I have written numerous posts on here about webcopy and how you should write it. Its all about writing clearly for your reader. Forgetting jargon and long sentences. Creating headings that make navigation easy. Basically making it easy to understand.
This post from Coppyblogger by Demian Farnworth sums its all up rather nicely. Read on and discover how easy it can be to write webcopy.
Everything You Need to Know About Creating Killer Content in 3 Simple Words
Creating great content is not hard. In fact, it’s quite easy. That is, if you understand three simple words.
If you summarized every single book and article written on writing for the web, you’d get these three words. Yet, no one–not even the experts, authors, or pundits–have ever consolidated all this knowledge into one simple, sticky formula.
Until now.
Write with these three words in mind, and anything you publish on the web will rivet attention, stoke desire, and get action.
Don’t believe me? Well, after you’ve read the rest of this article, give it a shot. And let me know what you think.
1. Clear
In less than four seconds visitors need to be able to comprehend what you wrote on your web page. I didn’t say “read.” I said “comprehend.”
Even before Steve Krug wrote it, the unbreakable law of the web has always been this: don’t make me think.
Your headlines, subheadlines, links, labels and navigation should all communicate clearly what lies in, under or behind them.
This is part of giving readers control.

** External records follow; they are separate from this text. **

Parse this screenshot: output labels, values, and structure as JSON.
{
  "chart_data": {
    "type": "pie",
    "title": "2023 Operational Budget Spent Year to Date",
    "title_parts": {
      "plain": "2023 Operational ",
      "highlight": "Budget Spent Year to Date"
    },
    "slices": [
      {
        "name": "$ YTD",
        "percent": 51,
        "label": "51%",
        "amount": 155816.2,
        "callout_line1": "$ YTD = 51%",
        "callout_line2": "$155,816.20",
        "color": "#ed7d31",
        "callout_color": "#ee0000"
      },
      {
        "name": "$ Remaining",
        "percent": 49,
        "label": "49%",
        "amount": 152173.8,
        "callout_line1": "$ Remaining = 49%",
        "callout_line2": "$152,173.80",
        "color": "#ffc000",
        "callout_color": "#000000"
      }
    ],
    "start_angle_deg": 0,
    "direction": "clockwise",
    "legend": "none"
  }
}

No tricks. Nothing clever or cute. Never lie. Just straight, uncensored, easy-to-digest truth.
Do it any other way and you’ll repel people. Bore readers. Lose money.
2. Concise
Writing for the web is a minimalist affair. Your words, sentences and paragraphs are short. Precise. Lean. Tight. Web writing trades in sheering off useless words. Cutting flabby paragraphs…

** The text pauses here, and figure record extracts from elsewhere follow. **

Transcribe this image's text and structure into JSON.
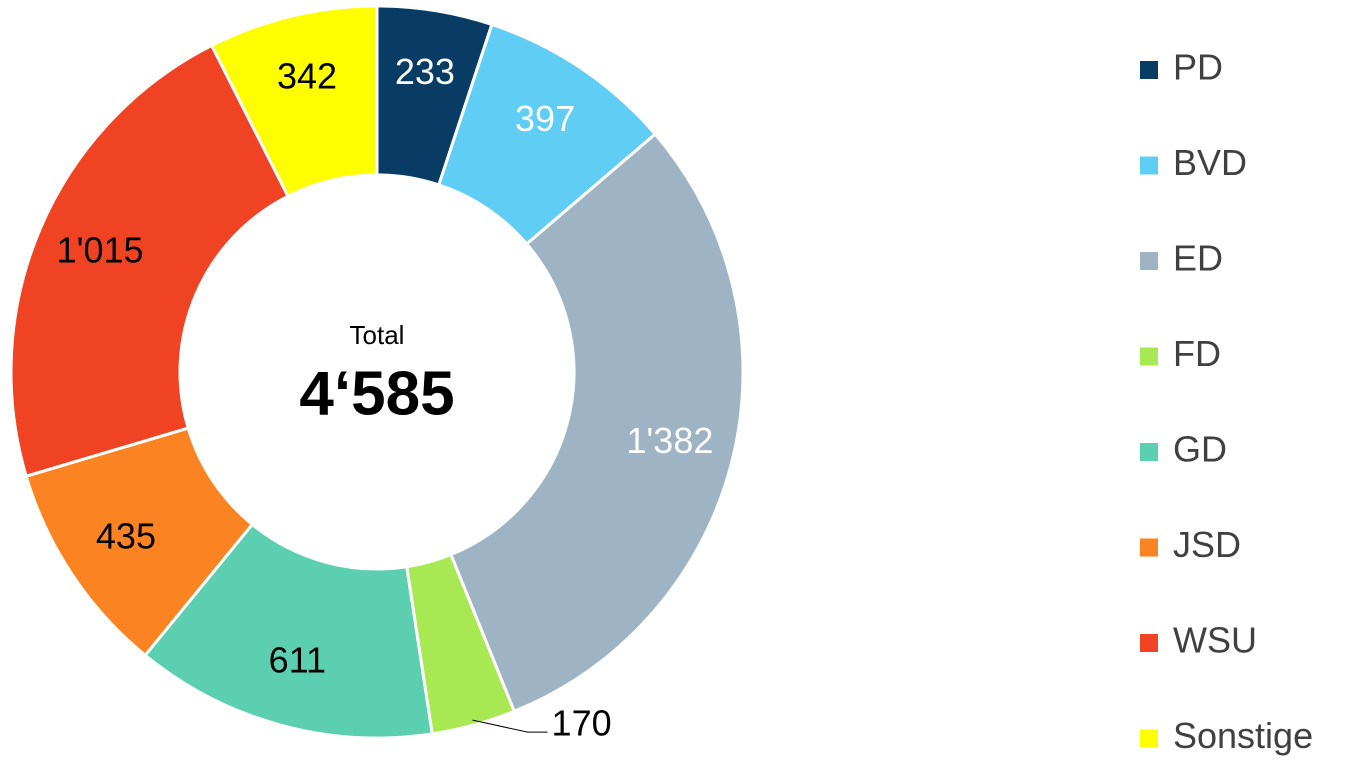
{
  "chart_data": {
    "type": "donut",
    "categories": [
      "PD",
      "BVD",
      "ED",
      "FD",
      "GD",
      "JSD",
      "WSU",
      "Sonstige"
    ],
    "values": [
      233,
      397,
      1382,
      170,
      611,
      435,
      1015,
      342
    ],
    "value_labels": [
      "233",
      "397",
      "1'382",
      "170",
      "611",
      "435",
      "1'015",
      "342"
    ],
    "colors": [
      "#083c64",
      "#5fcdf4",
      "#9eb3c3",
      "#a8e852",
      "#5dcfb1",
      "#fb8322",
      "#f04324",
      "#ffff00"
    ],
    "label_colors": [
      "#ffffff",
      "#ffffff",
      "#ffffff",
      "#000000",
      "#000000",
      "#000000",
      "#000000",
      "#000000"
    ],
    "center_title": "Total",
    "center_value": "4‘585",
    "legend": "right"
  }
}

Even shedding entire pages.
Think that’s harsh? Jakob Nielson recommends you cut up to half of the words for every print page you plan to put on the web.
There’s a great benefit for you behind all this editing: You’ll become a ruthlessly good writer. You’ll get much better, in fact.

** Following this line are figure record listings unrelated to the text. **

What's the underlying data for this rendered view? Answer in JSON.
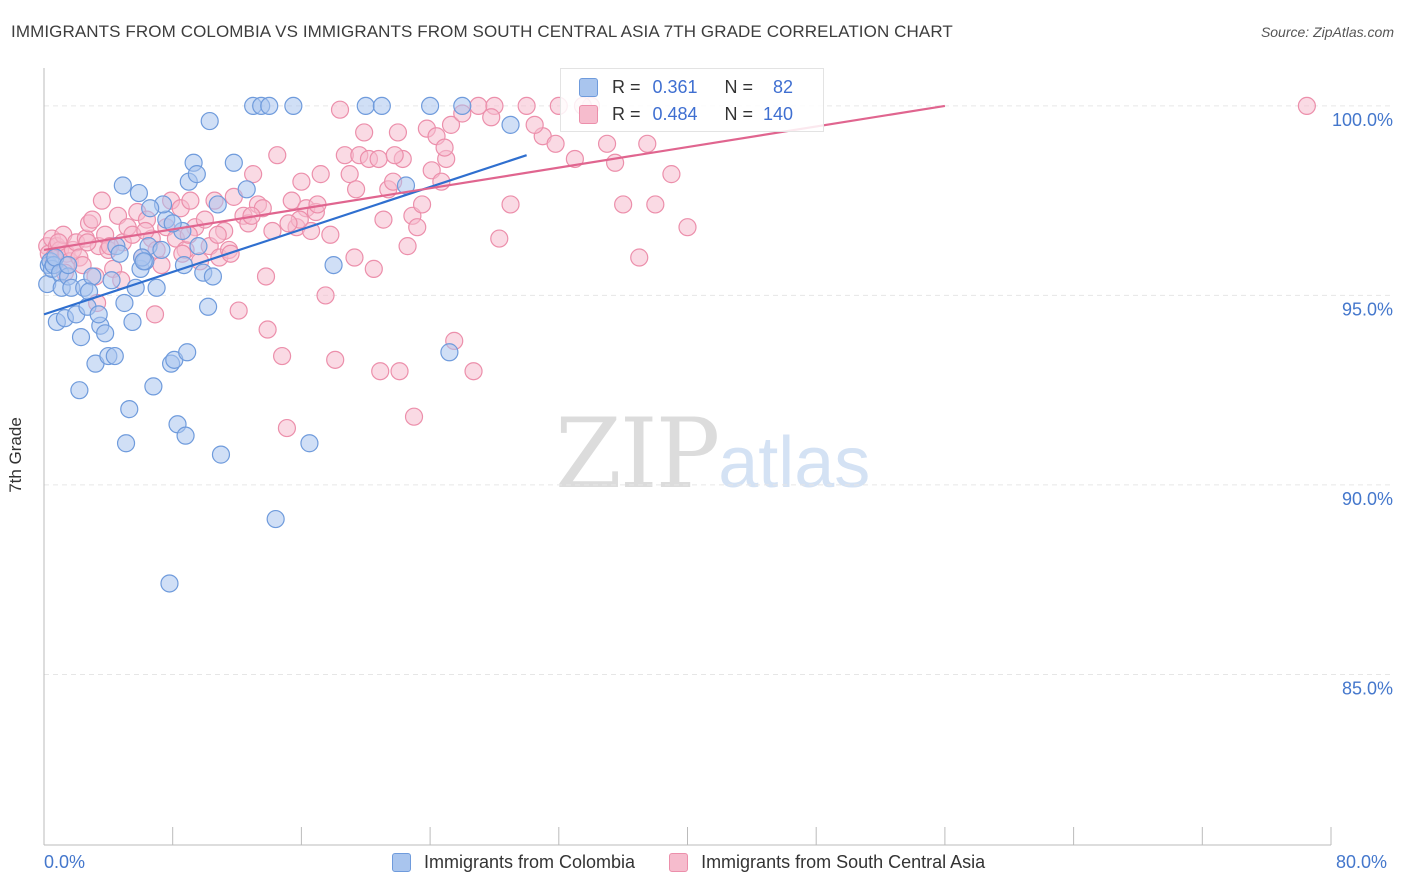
{
  "title": "IMMIGRANTS FROM COLOMBIA VS IMMIGRANTS FROM SOUTH CENTRAL ASIA 7TH GRADE CORRELATION CHART",
  "source": "Source: ZipAtlas.com",
  "watermark": {
    "zip": "ZIP",
    "atlas": "atlas"
  },
  "stats": {
    "colombia": {
      "r_label": "R =",
      "r_value": "0.361",
      "n_label": "N =",
      "n_value": "82"
    },
    "sca": {
      "r_label": "R =",
      "r_value": "0.484",
      "n_label": "N =",
      "n_value": "140"
    }
  },
  "legend": {
    "colombia": "Immigrants from Colombia",
    "sca": "Immigrants from South Central Asia"
  },
  "colors": {
    "blue_fill": "#a9c5ee",
    "blue_stroke": "#6f9bdc",
    "blue_line": "#2f6fcf",
    "pink_fill": "#f6bccd",
    "pink_stroke": "#ec8fab",
    "pink_line": "#e0658f",
    "tick_text": "#4477cc",
    "grid": "#e6e6e6"
  },
  "chart_data": {
    "type": "scatter",
    "title": "IMMIGRANTS FROM COLOMBIA VS IMMIGRANTS FROM SOUTH CENTRAL ASIA 7TH GRADE CORRELATION CHART",
    "xlabel": "",
    "ylabel": "7th Grade",
    "xlim": [
      0,
      80
    ],
    "ylim": [
      80.5,
      101.0
    ],
    "x_tick_labels": [
      "0.0%",
      "80.0%"
    ],
    "y_ticks": [
      85.0,
      90.0,
      95.0,
      100.0
    ],
    "y_tick_labels": [
      "85.0%",
      "90.0%",
      "95.0%",
      "100.0%"
    ],
    "grid": true,
    "legend_position": "bottom",
    "series": [
      {
        "name": "Immigrants from Colombia",
        "r": 0.361,
        "n": 82,
        "trend": {
          "x": [
            0.0,
            30.0
          ],
          "y": [
            94.5,
            98.7
          ]
        },
        "points": [
          [
            0.2,
            95.3
          ],
          [
            0.3,
            95.8
          ],
          [
            0.4,
            95.9
          ],
          [
            0.5,
            95.7
          ],
          [
            0.6,
            95.8
          ],
          [
            0.7,
            96.0
          ],
          [
            0.8,
            94.3
          ],
          [
            1.0,
            95.6
          ],
          [
            1.1,
            95.2
          ],
          [
            1.3,
            94.4
          ],
          [
            1.5,
            95.5
          ],
          [
            1.7,
            95.2
          ],
          [
            2.0,
            94.5
          ],
          [
            2.3,
            93.9
          ],
          [
            2.5,
            95.2
          ],
          [
            2.7,
            94.7
          ],
          [
            3.0,
            95.5
          ],
          [
            3.2,
            93.2
          ],
          [
            3.5,
            94.2
          ],
          [
            3.8,
            94.0
          ],
          [
            4.0,
            93.4
          ],
          [
            4.2,
            95.4
          ],
          [
            4.5,
            96.3
          ],
          [
            4.7,
            96.1
          ],
          [
            5.0,
            94.8
          ],
          [
            5.3,
            92.0
          ],
          [
            5.5,
            94.3
          ],
          [
            5.7,
            95.2
          ],
          [
            6.0,
            95.7
          ],
          [
            6.3,
            95.9
          ],
          [
            6.5,
            96.3
          ],
          [
            6.8,
            92.6
          ],
          [
            7.0,
            95.2
          ],
          [
            7.3,
            96.2
          ],
          [
            7.6,
            97.0
          ],
          [
            7.9,
            93.2
          ],
          [
            8.1,
            93.3
          ],
          [
            8.3,
            91.6
          ],
          [
            8.6,
            96.7
          ],
          [
            8.8,
            91.3
          ],
          [
            9.0,
            98.0
          ],
          [
            9.3,
            98.5
          ],
          [
            9.6,
            96.3
          ],
          [
            9.9,
            95.6
          ],
          [
            10.2,
            94.7
          ],
          [
            10.5,
            95.5
          ],
          [
            10.8,
            97.4
          ],
          [
            11.0,
            90.8
          ],
          [
            1.5,
            95.8
          ],
          [
            2.2,
            92.5
          ],
          [
            4.9,
            97.9
          ],
          [
            5.9,
            97.7
          ],
          [
            6.1,
            96.0
          ],
          [
            7.4,
            97.4
          ],
          [
            8.0,
            96.9
          ],
          [
            8.9,
            93.5
          ],
          [
            9.5,
            98.2
          ],
          [
            10.3,
            99.6
          ],
          [
            11.8,
            98.5
          ],
          [
            12.6,
            97.8
          ],
          [
            13.0,
            100.0
          ],
          [
            13.5,
            100.0
          ],
          [
            14.0,
            100.0
          ],
          [
            14.4,
            89.1
          ],
          [
            15.5,
            100.0
          ],
          [
            16.5,
            91.1
          ],
          [
            18.0,
            95.8
          ],
          [
            20.0,
            100.0
          ],
          [
            21.0,
            100.0
          ],
          [
            22.5,
            97.9
          ],
          [
            24.0,
            100.0
          ],
          [
            25.2,
            93.5
          ],
          [
            26.0,
            100.0
          ],
          [
            29.0,
            99.5
          ],
          [
            4.4,
            93.4
          ],
          [
            3.4,
            94.5
          ],
          [
            5.1,
            91.1
          ],
          [
            6.6,
            97.3
          ],
          [
            8.7,
            95.8
          ],
          [
            7.8,
            87.4
          ],
          [
            2.8,
            95.1
          ],
          [
            6.2,
            95.9
          ]
        ]
      },
      {
        "name": "Immigrants from South Central Asia",
        "r": 0.484,
        "n": 140,
        "trend": {
          "x": [
            0.0,
            56.0
          ],
          "y": [
            96.2,
            100.0
          ]
        },
        "points": [
          [
            0.2,
            96.3
          ],
          [
            0.3,
            96.1
          ],
          [
            0.5,
            96.5
          ],
          [
            0.6,
            96.0
          ],
          [
            0.8,
            96.3
          ],
          [
            1.0,
            96.2
          ],
          [
            1.2,
            96.6
          ],
          [
            1.4,
            96.1
          ],
          [
            1.6,
            95.9
          ],
          [
            1.8,
            96.2
          ],
          [
            2.0,
            96.4
          ],
          [
            2.2,
            96.0
          ],
          [
            2.4,
            95.8
          ],
          [
            2.6,
            96.5
          ],
          [
            2.8,
            96.9
          ],
          [
            3.0,
            97.0
          ],
          [
            3.2,
            95.5
          ],
          [
            3.4,
            96.3
          ],
          [
            3.6,
            97.5
          ],
          [
            3.8,
            96.6
          ],
          [
            4.0,
            96.2
          ],
          [
            4.3,
            95.7
          ],
          [
            4.6,
            97.1
          ],
          [
            4.9,
            96.4
          ],
          [
            5.2,
            96.8
          ],
          [
            5.5,
            96.6
          ],
          [
            5.8,
            97.2
          ],
          [
            6.1,
            96.0
          ],
          [
            6.4,
            97.0
          ],
          [
            6.7,
            96.5
          ],
          [
            7.0,
            96.2
          ],
          [
            7.3,
            95.8
          ],
          [
            7.6,
            96.8
          ],
          [
            7.9,
            97.5
          ],
          [
            8.2,
            96.5
          ],
          [
            8.5,
            97.3
          ],
          [
            8.8,
            96.2
          ],
          [
            9.1,
            97.5
          ],
          [
            9.4,
            96.8
          ],
          [
            9.7,
            95.9
          ],
          [
            10.0,
            97.0
          ],
          [
            10.3,
            96.3
          ],
          [
            10.6,
            97.5
          ],
          [
            10.9,
            96.0
          ],
          [
            11.2,
            96.7
          ],
          [
            11.5,
            96.2
          ],
          [
            11.8,
            97.6
          ],
          [
            12.1,
            94.6
          ],
          [
            12.4,
            97.1
          ],
          [
            12.7,
            96.9
          ],
          [
            13.0,
            98.2
          ],
          [
            13.3,
            97.4
          ],
          [
            13.6,
            97.3
          ],
          [
            13.9,
            94.1
          ],
          [
            14.2,
            96.7
          ],
          [
            14.5,
            98.7
          ],
          [
            14.8,
            93.4
          ],
          [
            15.1,
            91.5
          ],
          [
            15.4,
            97.5
          ],
          [
            15.7,
            96.8
          ],
          [
            16.0,
            98.0
          ],
          [
            16.3,
            97.3
          ],
          [
            16.6,
            96.7
          ],
          [
            16.9,
            97.2
          ],
          [
            17.2,
            98.2
          ],
          [
            17.5,
            95.0
          ],
          [
            17.8,
            96.6
          ],
          [
            18.1,
            93.3
          ],
          [
            18.4,
            99.9
          ],
          [
            18.7,
            98.7
          ],
          [
            19.0,
            98.2
          ],
          [
            19.3,
            96.0
          ],
          [
            19.6,
            98.7
          ],
          [
            19.9,
            99.3
          ],
          [
            20.2,
            98.6
          ],
          [
            20.5,
            95.7
          ],
          [
            20.8,
            98.6
          ],
          [
            21.1,
            97.0
          ],
          [
            21.4,
            97.8
          ],
          [
            21.7,
            98.0
          ],
          [
            22.0,
            99.3
          ],
          [
            22.3,
            98.6
          ],
          [
            22.6,
            96.3
          ],
          [
            22.9,
            97.1
          ],
          [
            23.2,
            96.8
          ],
          [
            23.5,
            97.4
          ],
          [
            23.8,
            99.4
          ],
          [
            24.1,
            98.3
          ],
          [
            24.4,
            99.2
          ],
          [
            24.7,
            98.0
          ],
          [
            25.0,
            98.6
          ],
          [
            25.3,
            99.5
          ],
          [
            26.0,
            99.8
          ],
          [
            27.0,
            100.0
          ],
          [
            28.0,
            100.0
          ],
          [
            29.0,
            97.4
          ],
          [
            30.0,
            100.0
          ],
          [
            31.0,
            99.2
          ],
          [
            32.0,
            100.0
          ],
          [
            33.0,
            98.6
          ],
          [
            34.0,
            100.0
          ],
          [
            35.0,
            99.0
          ],
          [
            36.0,
            97.4
          ],
          [
            37.0,
            96.0
          ],
          [
            38.0,
            97.4
          ],
          [
            39.0,
            98.2
          ],
          [
            40.0,
            96.8
          ],
          [
            0.9,
            96.4
          ],
          [
            1.3,
            95.6
          ],
          [
            2.7,
            96.4
          ],
          [
            3.3,
            94.8
          ],
          [
            4.8,
            95.4
          ],
          [
            6.9,
            94.5
          ],
          [
            9.0,
            96.6
          ],
          [
            11.6,
            96.1
          ],
          [
            13.8,
            95.5
          ],
          [
            15.9,
            97.0
          ],
          [
            20.9,
            93.0
          ],
          [
            22.1,
            93.0
          ],
          [
            23.0,
            91.8
          ],
          [
            25.5,
            93.8
          ],
          [
            26.7,
            93.0
          ],
          [
            28.3,
            96.5
          ],
          [
            30.5,
            99.5
          ],
          [
            31.8,
            99.0
          ],
          [
            33.5,
            100.0
          ],
          [
            35.5,
            98.5
          ],
          [
            37.5,
            99.0
          ],
          [
            27.8,
            99.7
          ],
          [
            24.9,
            98.9
          ],
          [
            21.8,
            98.7
          ],
          [
            19.4,
            97.8
          ],
          [
            17.0,
            97.4
          ],
          [
            15.2,
            96.9
          ],
          [
            12.9,
            97.1
          ],
          [
            10.8,
            96.6
          ],
          [
            8.6,
            96.1
          ],
          [
            6.3,
            96.7
          ],
          [
            4.1,
            96.3
          ],
          [
            78.5,
            100.0
          ]
        ]
      }
    ]
  }
}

Best of all, writing clear and concise won’t make you boring or dull. Far from it.
3. Compelling
The Rich Jerk is irritating, annoying and loathsome. But he’s compelling. Interesting. Persuasive. That’s why he won’t go away.
Why? Because he’s tapped into human emotions—greed and pride—that pull people into his copy… whether they like it or loathe it.
You have to do the same. You have to uncover what makes your reader tick. What strokes his ego. What plucks his gut strings. What keeps him up at night. And when you uncover that hot spot, punch it.
If he’s a political junkie, wave breaking news in front of him. An Apple addict? Share the latest hacks and apps for the iPhone. A wine lover? Hustle the best bottles his way.
Whatever it is, give your reader what he wants. Or he’ll go away. It’s the law.
What About SEO Copywriting?
Forget about it. Seriously.
If you focus on writing clear, concise and compelling copy, you will naturally write keyword-dense copy. You’ll naturally write for the search engines.
In fact, that’s why I think the label SEO copywriter is redundant. Every web writer worth his salt is a SEO writer. At least they are if they write clear, concise and compelling copy.
The question is, content creator, are you?
What Do You Think?
Did I miss it? Are there more than three words that describe successful online content creation? Let me know and we’ll debate it.